Media dailymail.co.uk misalnya, mengangkat isu 3 orang utan betina tewas terbakar itu 28 Februari 2016 lalu dengan judul 'Three female orangutans have died in a land fire near a protected forest in Indonesia amid claims the blaze was started deliberately'.
Penelusuran merdeka.com, artikel itu mendapatkan 177 komentar hingga pukul 02.50 WITA, Rabu (2/3). Peneliti orang utan dari Pusat Penelitian Hutan Tropis Universitas Mulawarman Samarinda, Dr Yaya Rayadin mencoba memberikan gambaran perihal ragam perilaku yang kian mengancam populasi satwa orang utan di Kalimantan.
"Dalam kondisi apapun, induk orang utan, tidak akan meninggalkan 2 anaknya. Di Bontang itu, misal lahan terbakar, dia akan berada di atas pohon. Itu kondisi alami dari perilaku orang utan," kata Yaya, dalam perbincangan bersama merdeka.com di Samarinda, Selasa (1/3) malam.
Ada 2 hal yang mengancam orang utan, yakni penilaian masyarakan bahwa orang utan itu sebagai hama di kebun sawit, kedua adanya tekanan dari manusia yang merasa terganggu.
"Orang utan datang ke kebun, ke lahan warga, dan warga merasa terganggu. Itu bukan hama, tapi masyarakat merasa terganggu," ujar Yaya.
Menurut dia, kekhawatiran terbesar muncul tentang penanganan masyarakat di level bawah. Sejauh ini dari penelitian yang dilakukan Yaya, masyarakat masih banyak yang belum memahami penanganan satwa liar, misalnya orang utan yang hadir di tengah-tengah mereka.
"Masyarakat mengontrolnya bagaimana, masyarakat harus berbuat apa, dan siapa yang mengontrol. Mungkin saja, banyak orang utan mati di lahan masyarakat, sebenarnya lebih dulu dikubur," ungkapnya.
"Ini (orang utan) dinilai mengganggu, karena sebelumnya masyarakat tidak pernah didatangi orang utan. Mereka ada di lahan warga karena habitat asli mereka, sudah terganggu dan tidak ada makanan," terangnya.
Ada 2 perilaku orang utan, yang perlu diketahui masyarakat.
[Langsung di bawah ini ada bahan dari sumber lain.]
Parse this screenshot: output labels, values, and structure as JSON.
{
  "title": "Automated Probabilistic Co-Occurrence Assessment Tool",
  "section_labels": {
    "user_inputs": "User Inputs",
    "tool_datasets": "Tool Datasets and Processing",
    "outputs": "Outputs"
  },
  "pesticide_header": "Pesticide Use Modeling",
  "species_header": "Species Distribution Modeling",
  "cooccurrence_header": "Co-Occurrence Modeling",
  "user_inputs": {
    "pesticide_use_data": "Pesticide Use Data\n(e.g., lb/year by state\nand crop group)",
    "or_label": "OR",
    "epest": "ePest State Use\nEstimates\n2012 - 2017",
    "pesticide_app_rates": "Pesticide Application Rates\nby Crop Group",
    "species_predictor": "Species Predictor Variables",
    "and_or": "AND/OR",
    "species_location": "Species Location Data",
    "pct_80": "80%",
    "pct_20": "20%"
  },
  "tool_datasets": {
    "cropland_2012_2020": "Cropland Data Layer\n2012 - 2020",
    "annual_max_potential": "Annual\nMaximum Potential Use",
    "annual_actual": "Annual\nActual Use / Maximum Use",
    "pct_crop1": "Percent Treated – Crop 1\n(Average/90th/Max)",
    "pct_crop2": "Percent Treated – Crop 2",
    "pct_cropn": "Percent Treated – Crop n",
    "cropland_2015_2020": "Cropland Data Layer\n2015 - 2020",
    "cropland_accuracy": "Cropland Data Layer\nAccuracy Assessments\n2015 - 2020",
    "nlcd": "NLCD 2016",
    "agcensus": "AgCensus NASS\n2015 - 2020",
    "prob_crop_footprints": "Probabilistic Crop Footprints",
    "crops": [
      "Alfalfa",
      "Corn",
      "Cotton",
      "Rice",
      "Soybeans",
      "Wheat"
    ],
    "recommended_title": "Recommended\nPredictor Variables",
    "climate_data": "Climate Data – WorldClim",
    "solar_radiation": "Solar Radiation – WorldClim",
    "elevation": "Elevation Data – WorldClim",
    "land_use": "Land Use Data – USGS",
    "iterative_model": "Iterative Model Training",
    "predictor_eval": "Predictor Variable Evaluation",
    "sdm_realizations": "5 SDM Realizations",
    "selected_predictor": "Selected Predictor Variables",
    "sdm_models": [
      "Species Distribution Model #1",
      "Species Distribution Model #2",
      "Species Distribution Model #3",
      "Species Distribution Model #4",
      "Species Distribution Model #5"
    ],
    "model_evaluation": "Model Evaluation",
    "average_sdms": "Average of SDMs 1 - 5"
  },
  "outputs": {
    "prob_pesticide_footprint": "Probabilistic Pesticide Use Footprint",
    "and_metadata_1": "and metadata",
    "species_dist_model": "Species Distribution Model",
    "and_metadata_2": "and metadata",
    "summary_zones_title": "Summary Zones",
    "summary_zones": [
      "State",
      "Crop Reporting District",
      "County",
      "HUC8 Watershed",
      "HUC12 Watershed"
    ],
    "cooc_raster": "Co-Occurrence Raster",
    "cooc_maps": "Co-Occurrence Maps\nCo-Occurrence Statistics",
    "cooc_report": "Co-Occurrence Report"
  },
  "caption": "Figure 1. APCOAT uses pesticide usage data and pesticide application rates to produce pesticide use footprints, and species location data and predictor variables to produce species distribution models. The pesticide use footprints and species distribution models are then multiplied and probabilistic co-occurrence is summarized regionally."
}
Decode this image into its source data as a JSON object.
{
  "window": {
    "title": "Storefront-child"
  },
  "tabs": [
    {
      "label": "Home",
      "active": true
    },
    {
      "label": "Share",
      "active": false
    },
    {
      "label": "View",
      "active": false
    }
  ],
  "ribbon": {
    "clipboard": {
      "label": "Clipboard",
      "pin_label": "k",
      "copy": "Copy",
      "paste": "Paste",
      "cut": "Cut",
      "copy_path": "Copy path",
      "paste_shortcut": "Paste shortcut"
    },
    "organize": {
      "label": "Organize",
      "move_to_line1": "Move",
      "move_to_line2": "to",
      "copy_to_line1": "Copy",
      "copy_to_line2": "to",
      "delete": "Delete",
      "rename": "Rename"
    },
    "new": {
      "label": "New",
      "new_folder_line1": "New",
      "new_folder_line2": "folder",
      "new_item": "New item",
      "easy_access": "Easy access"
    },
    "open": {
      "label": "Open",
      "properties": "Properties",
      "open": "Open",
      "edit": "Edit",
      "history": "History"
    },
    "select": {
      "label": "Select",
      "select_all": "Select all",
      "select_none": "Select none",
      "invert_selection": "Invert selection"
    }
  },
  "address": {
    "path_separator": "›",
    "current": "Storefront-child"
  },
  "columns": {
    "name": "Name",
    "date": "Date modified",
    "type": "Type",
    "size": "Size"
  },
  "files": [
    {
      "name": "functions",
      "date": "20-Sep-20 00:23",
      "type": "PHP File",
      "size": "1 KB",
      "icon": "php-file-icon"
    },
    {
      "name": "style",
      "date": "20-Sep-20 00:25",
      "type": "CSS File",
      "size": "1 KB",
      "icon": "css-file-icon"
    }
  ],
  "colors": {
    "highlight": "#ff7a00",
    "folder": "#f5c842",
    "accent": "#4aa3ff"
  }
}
Pertama, orang utan yang menetap, dan orang utan yang nomaden, terus bergerak berpindah-pindah.
"Ada di kebun atau lahan warga, terpaksa dia (orang utan) jalan ke mana saja yang dia temui. Jadi, meskipun bukan habitatnya, induk dan anaknya terus jalan, mencari makan. Di lahan warga di Bontang itu, ya dong mereka (orang utan) hijrah karena lahan warga itu bukan habitatnya," kata Yaya.
"Sekarang susah orang utan untuk menetap, karena habitatnya rusak. Orang utan ada di mana-mana sekarang ini. Mereka bergerak terus mencari makan," tambahnya.
Yaya menyayangkan kasus yang menimpa orang utan ini muncul dalam kasus per kasus untuk diselesaikan satu persatu. Padahal, ada soal lainnya yang tidak kalah krusial, mesti mendapat perhatian serius.
"Soal krusial, bagaimana menangani orang utan yang ada di tengah masyarakat. Kalau di perusahaan, okelah mungkin ada satgas khusus. Tapi bagaimana yang di masyarakat bawah? Apakah satgas perusahaan bisa menangani orang utan yang ada di masyarakat bawah?" jelasnya.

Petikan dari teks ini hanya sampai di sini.